Chevron is depending on the Hess acquisition to establish. a grip in Guyana, home to the biggest oil discovery in. almost twenty years. It also hopes the offer will alleviate dangers. connected with the company's performance-challenged oil. jobs in Australia and Kazakhstan, where functional issues. once again struck production, pressing upkeep work into the 3rd. quarter.
The business had actually cautioned oil output this quarter would slip. along with refining margins, but investors were shocked at the. magnitude of the declines.
Quarterly profits fell 19% to $2.55 per share, well below a. year ago and 38 cents below Wall Street's agreement price quote.
This quarter was a little light due to some functional and. other discrete products that impacted results, CEO Michael Wirth. informed experts.
The company's plan to enter Guyana's profitable overseas oil. fields was shaken by an obstacle from Exxon Mobil. A sluggish. arbitration process looks to drag the offer closing well into. 2025.
Asked by experts about the possibility of a compromise with. Exxon, CEO Wirth stated the concept would be practical and that. Chevron had pursued it, without success. It doesn't appear that. is how this is going to wind up, he stated.
Exxon declares its joint operating arrangement with Hess and. China's CNOOC Ltd offers it the right of first refusal to Hess'. Guyana properties.
Chevron reported revenues fell greatly to $4.4 billion, or. $ 2.43 per share, in the quarter, from $6 billion a year before.

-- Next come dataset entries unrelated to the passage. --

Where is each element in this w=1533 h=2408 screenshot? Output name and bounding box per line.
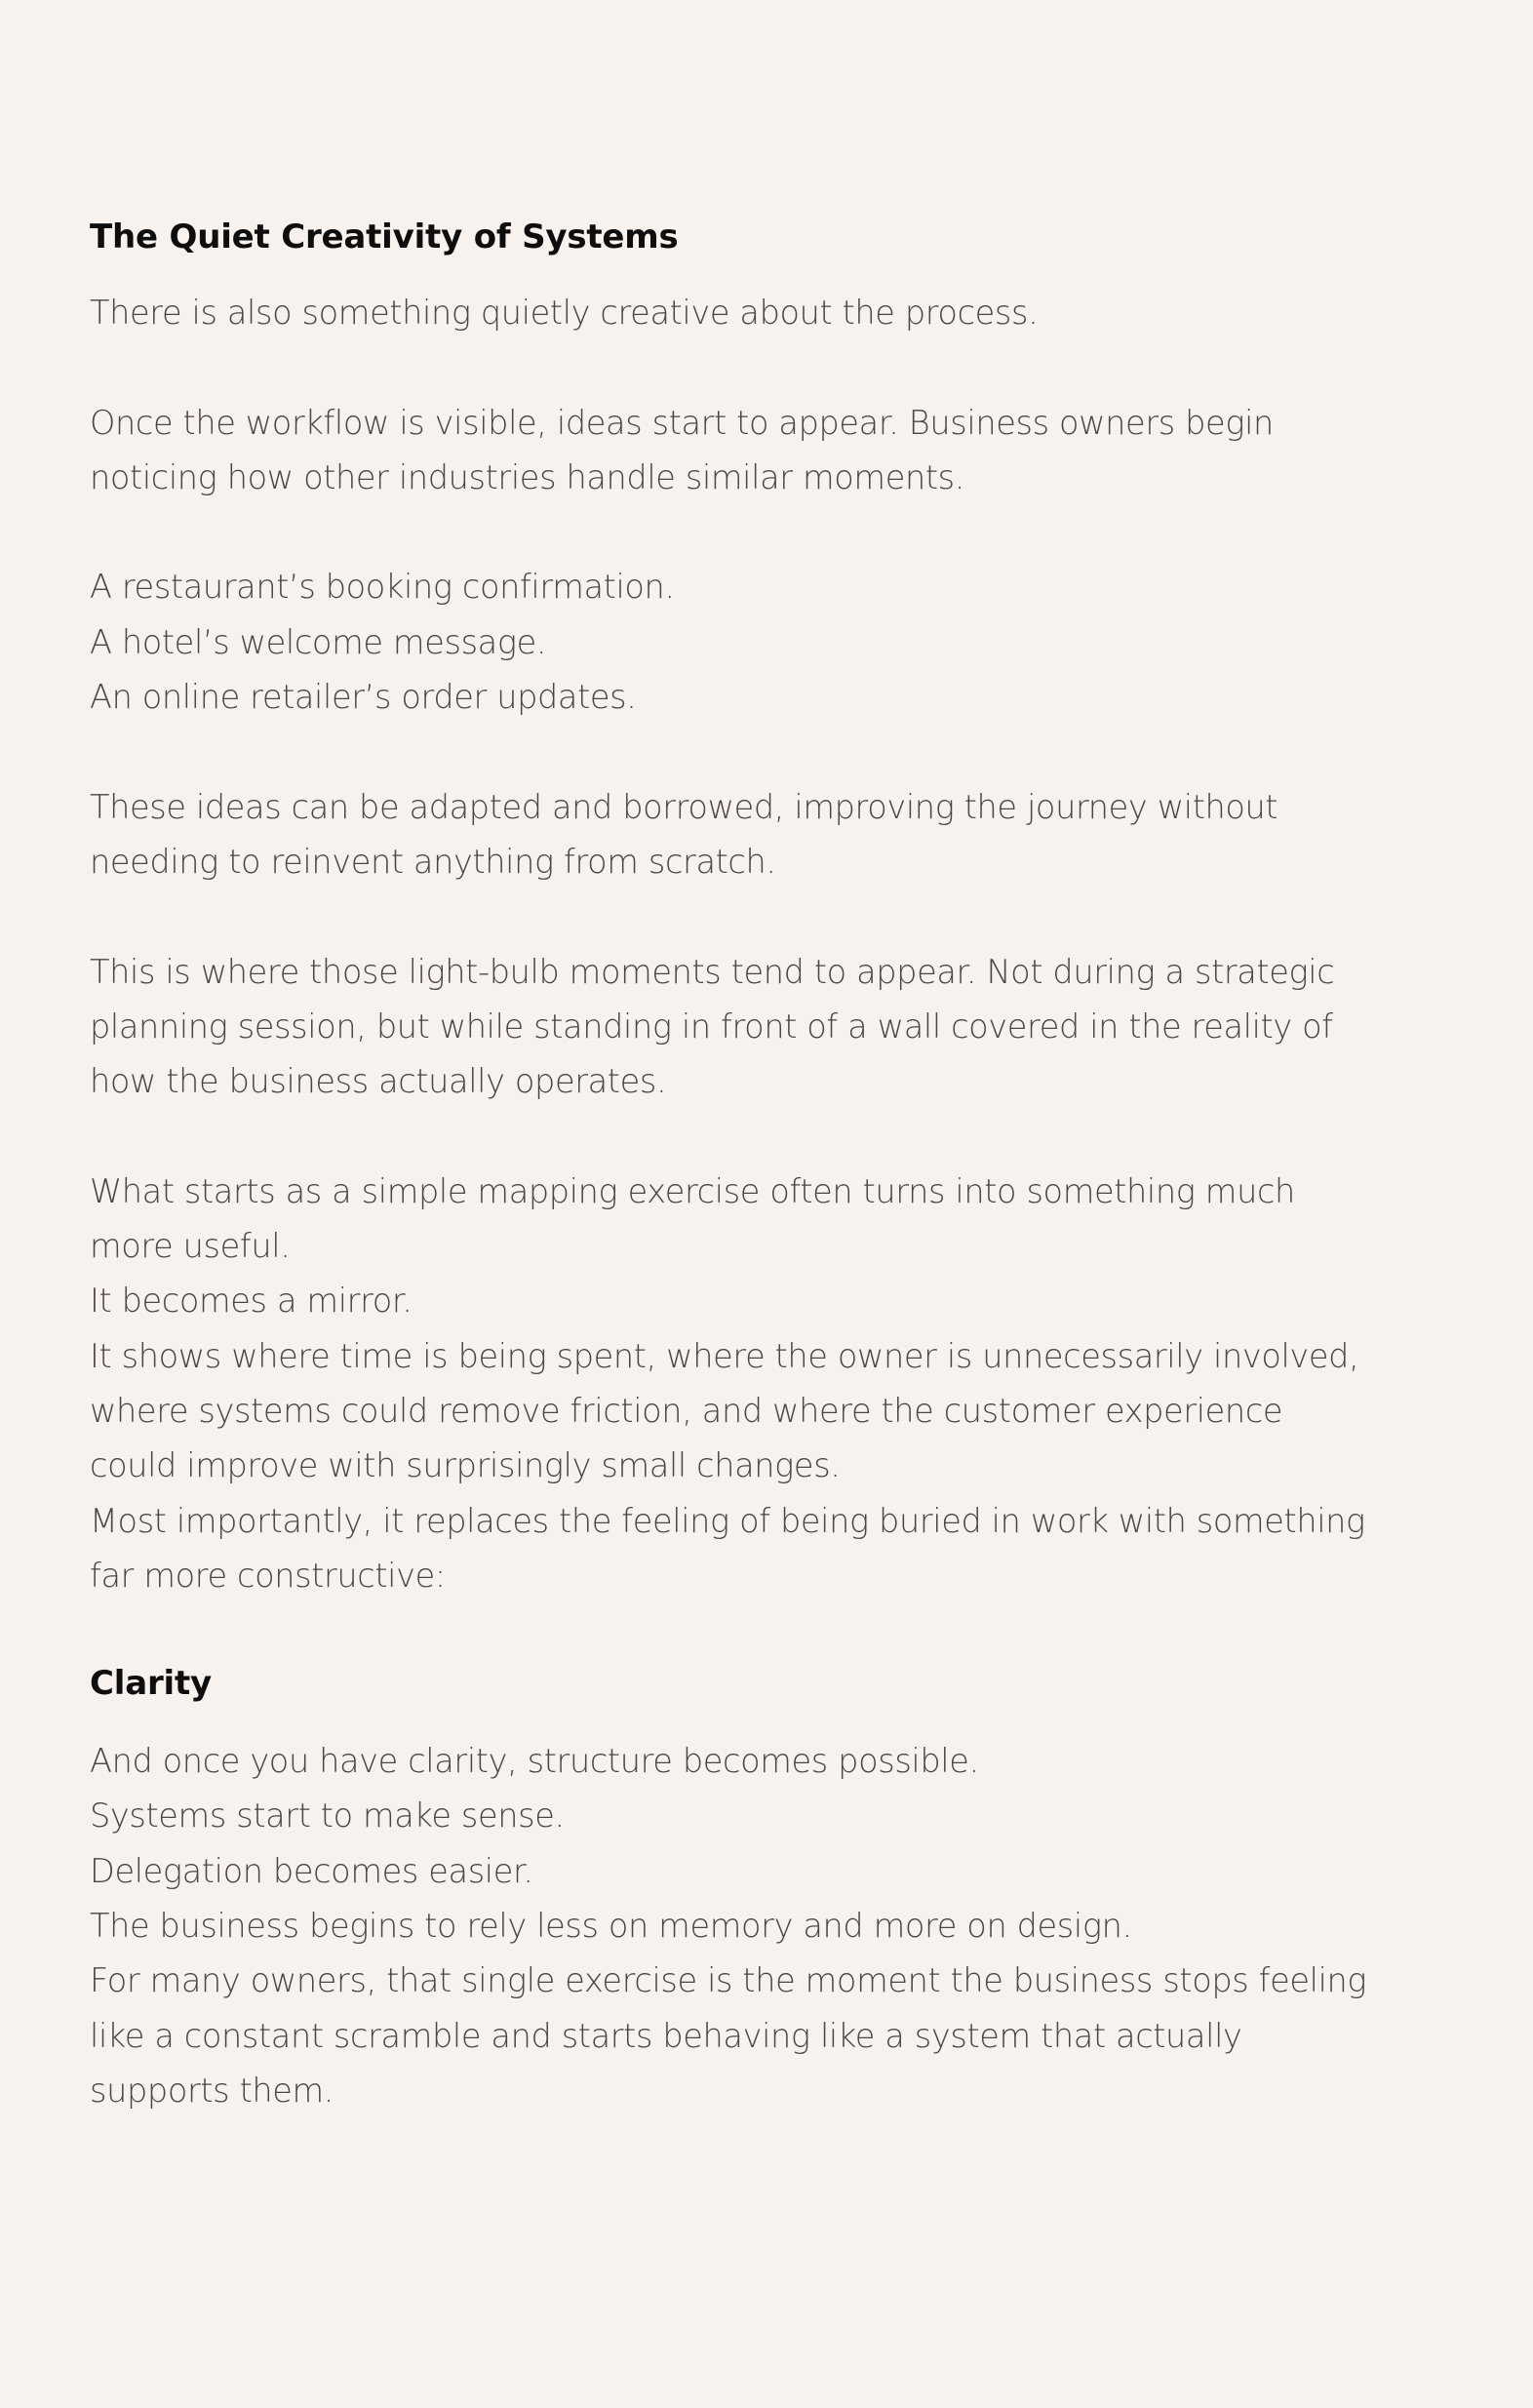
text-line: What starts as a simple mapping exercise often turns into something much [90,1171,1295,1210]
text-line: Most importantly, it replaces the feeling of being buried in work with something [90,1501,1365,1540]
paragraph [90,945,1474,1110]
text-line: needing to reinvent anything from scratch. [90,842,776,881]
text-line: A restaurant’s booking confirmation. [90,568,675,607]
article [90,214,1474,2118]
text-line: An online retailer’s order updates. [90,678,637,717]
text-line: The business begins to rely less on memory and more on design. [90,1907,1132,1946]
text-line: Once the workflow is visible, ideas start to appear. Business owners begin [90,403,1274,442]
text-line: There is also something quietly creative about the process. [90,294,1039,332]
text-line: more useful. [90,1227,291,1266]
text-line: A hotel’s welcome message. [90,622,547,661]
paragraph [90,286,1474,340]
section-body-systems [90,286,1474,1603]
text-line: For many owners, that single exercise is the moment the business stops feeling [90,1961,1367,2000]
paragraph [90,780,1474,890]
section-heading-clarity: Clarity [90,1664,212,1704]
text-line: like a constant scramble and starts behaving like a system that actually [90,2016,1242,2055]
text-line: far more constructive: [90,1556,446,1595]
paragraph [90,560,1474,725]
section-body-clarity [90,1734,1474,2118]
text-line: Delegation becomes easier. [90,1851,533,1890]
text-line: And once you have clarity, structure becomes possible. [90,1742,979,1781]
paragraph [90,1734,1474,2118]
text-line: how the business actually operates. [90,1062,667,1101]
text-line: This is where those light-bulb moments tend to appear. Not during a strategic [90,952,1335,991]
text-line: These ideas can be adapted and borrowed, improving the journey without [90,787,1278,826]
text-line: noticing how other industries handle similar moments. [90,457,965,496]
text-line: Systems start to make sense. [90,1796,565,1836]
paragraph [90,1165,1474,1603]
text-line: planning session, but while standing in front of a wall covered in the reality of [90,1007,1333,1046]
text-line: supports them. [90,2071,334,2110]
text-line: It shows where time is being spent, where the owner is unnecessarily involved, [90,1336,1359,1375]
text-line: It becomes a mirror. [90,1282,413,1321]
paragraph [90,396,1474,506]
section-heading-systems: The Quiet Creativity of Systems [90,217,679,257]
text-line: where systems could remove friction, and where the customer experience [90,1391,1283,1430]
text-line: could improve with surprisingly small changes. [90,1446,841,1485]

It reported adjusted revenues of $4.7 billion, or $2.55 per. share, below $5.8 billion, or $3.08 per share, a year back. On the other hand, Exxon beat Wall Street estimates on strong oil. production in U.S. shale and Guyana's oil field.
Chevron's incomes from pumping oil and gas fell 9.4% on. weakness outside the U.S. Earnings from fuels and chemical. operations tumbled about 60%. Refining struggled with weak. margins that also struck rivals Exxon and Shell.

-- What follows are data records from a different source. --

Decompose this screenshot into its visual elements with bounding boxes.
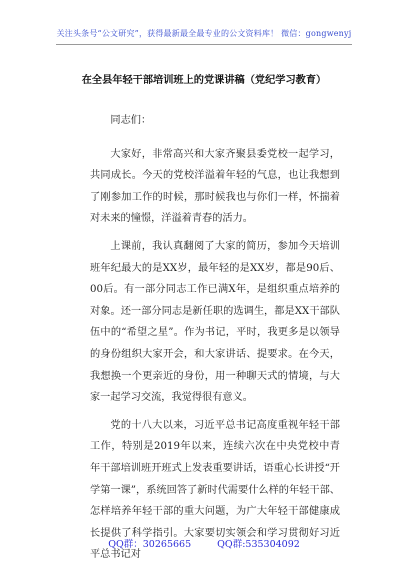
document-body xyxy=(90,110,340,566)
body-paragraph-2: 上课前，我认真翻阅了大家的简历，参加今天培训班年纪最大的是XX岁，最年轻的是XX岁，都是90后、00后。有一部分同志工作已满X年，是组织重点培养的对象。还一部分同志是新任职的选调生，都是XX干部队伍中的“希望之星”。作为书记，平时，我更多是以领导的身份组织大家开会，和大家讲话、提要求。在今天，我想换一个更亲近的身份，用一种聊天式的情境，与大家一起学习交流，我觉得很有意义。 xyxy=(90,240,340,404)
body-paragraph-1: 大家好，非常高兴和大家齐聚县委党校一起学习，共同成长。今天的党校洋溢着年轻的气息，也让我想到了刚参加工作的时候，那时候我也与你们一样，怀揣着对未来的憧憬，洋溢着青春的活力。 xyxy=(90,148,340,225)
footer-qq-group-2: QQ群:535304092 xyxy=(217,539,300,550)
body-paragraph-3: 党的十八大以来，习近平总书记高度重视年轻干部工作，特别是2019年以来，连续六次在中央党校中青年干部培训班开班式上发表重要讲话，语重心长讲授“开学第一课”，系统回答了新时代需要什么样的年轻干部、怎样培养年轻干部的重大问题，为广大年轻干部健康成长提供了科学指引。大家要切实领会和学习贯彻好习近平总书记对 xyxy=(90,419,340,561)
salutation: 同志们： xyxy=(110,115,152,126)
header-promo-text: 关注头条号“公文研究”，获得最新最全最专业的公文资料库！ 微信：gongwenyj xyxy=(56,29,352,38)
document-title: 在全县年轻干部培训班上的党课讲稿（党纪学习教育） xyxy=(81,74,327,86)
header-divider xyxy=(56,44,352,45)
footer-contact xyxy=(0,536,408,550)
footer-qq-group-1: QQ群：30265665 xyxy=(108,539,192,550)
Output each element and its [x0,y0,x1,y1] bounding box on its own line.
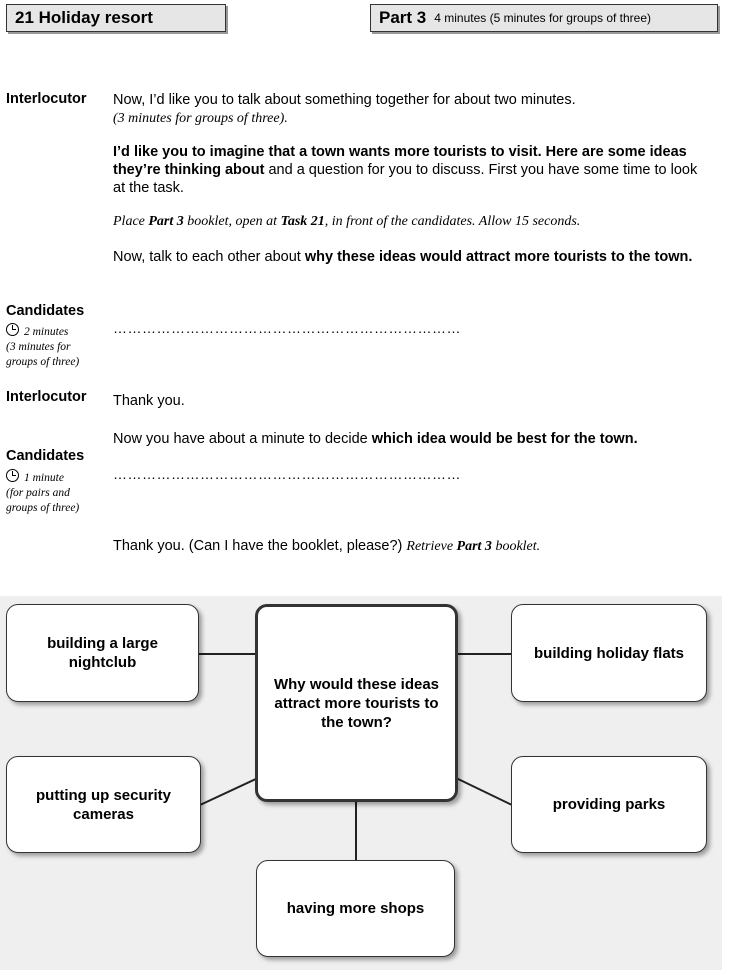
place-instruction [113,213,703,231]
closing-instr-bold: Part 3 [456,539,492,554]
option-holiday-flats: building holiday flats [511,604,707,702]
cand1-note-b: groups of three) [6,356,80,368]
imagine-bold: I’d like you to imagine that a town wants more tourists to visit. Here are some ideas they’re thinking about [113,144,687,178]
decide-paragraph [113,430,703,448]
instr-mid: booklet, open at [183,214,281,229]
closing-line [113,537,703,556]
option-security-cameras: putting up security cameras [6,756,201,853]
decide-pre: Now you have about a minute to decide [113,431,372,447]
candidates-timing-1 [6,323,79,370]
candidates-label-2: Candidates [6,448,85,464]
intro-line [113,91,703,128]
cand2-note-b: groups of three) [6,502,80,514]
part-timing: 4 minutes (5 minutes for groups of three) [434,11,652,25]
interlocutor-label: Interlocutor [6,91,87,107]
discussion-diagram [0,596,722,970]
closing-text: Thank you. (Can I have the booklet, please?) [113,538,403,554]
decide-bold: which idea would be best for the town. [371,431,638,447]
option-shops: having more shops [256,860,455,957]
option-nightclub: building a large nightclub [6,604,199,702]
closing-instr-pre: Retrieve [406,539,457,554]
instr-post: , in front of the candidates. Allow 15 seconds. [324,214,581,229]
instr-task: Task 21 [280,214,325,229]
instr-part: Part 3 [148,214,184,229]
instr-pre: Place [113,214,149,229]
closing-instr-post: booklet. [491,539,541,554]
central-question: Why would these ideas attract more tourists to the town? [255,604,458,802]
cand1-note-a: (3 minutes for [6,341,71,353]
discuss-pre: Now, talk to each other about [113,249,305,265]
imagine-paragraph [113,143,703,197]
part-label: Part 3 [379,8,427,27]
candidates-label-1: Candidates [6,303,85,319]
part-box [370,4,718,32]
interlocutor-label-2: Interlocutor [6,389,87,405]
intro-note: (3 minutes for groups of three). [113,111,288,126]
option-parks: providing parks [511,756,707,853]
imagine-rest: and a question for you to discuss. First you have some time to look at the task. [113,162,698,196]
candidates-timing-2 [6,469,79,516]
discuss-paragraph [113,248,703,266]
closing-instruction [406,539,540,554]
connector-line [200,778,258,805]
intro-text: Now, I’d like you to talk about something together for about two minutes. [113,92,576,108]
task-title: 21 Holiday resort [15,8,153,27]
clock-icon [6,323,19,336]
candidates-dots-1: ……………………………………………………………… [113,320,461,336]
thank-you-1: Thank you. [113,393,185,409]
task-title-box [6,4,226,32]
discuss-bold: why these ideas would attract more tourists to the town. [304,249,693,265]
connector-line [456,778,512,805]
candidates-dots-2: ……………………………………………………………… [113,466,461,482]
clock-icon [6,469,19,482]
cand1-time: 2 minutes [24,326,69,338]
cand2-time: 1 minute [24,472,64,484]
cand2-note-a: (for pairs and [6,487,70,499]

Oil refiners overall made less money offering gasoline in the. 2nd quarter, as need softened after production had actually skyrocketed. previously this year. Business had two years of excellent revenues. after increase production in the travel boom after COVID-19. shut-ins dissipated.
Despite recent operational downtime and softer margins, we. stay poised to provide substantial long-term incomes and money. circulation growth, CEO Wirth stated.
HESS DEAL HOLD-UP
On Wednesday, Chevron stated an arbitration panel that will. examine Exxon's difficulty to its Hess acquisition must have a. decision between June and August 2025. Exxon's Chief Financial. Officer Kathryn Mikells told Reuters she anticipates a hearing in. late May and a choice on the conflict by September 2025.
Up until previously this week, Chevron anticipated to seal the deal. by the end of the year.
CALIFORNIA
Chevron stated it would move its head office to Texas. from California, continuing an exodus of oil companies from the. state due to higher taxes, stricter climate policies and. depleting oil fields.
Chevron anticipates all business functions to move to. Houston over the next 5 years. Positions in support of its. California operations, that includes oil fields and two. refineries, will stay in San Ramon.
Chevron CEO Wirth and Vice Chairman Mark Nelson will transfer to. Houston before completion of 2024, the business said.
Chevron presently has roughly 7,000 workers in the Houston. location and about 2,000 staff members in San Ramon.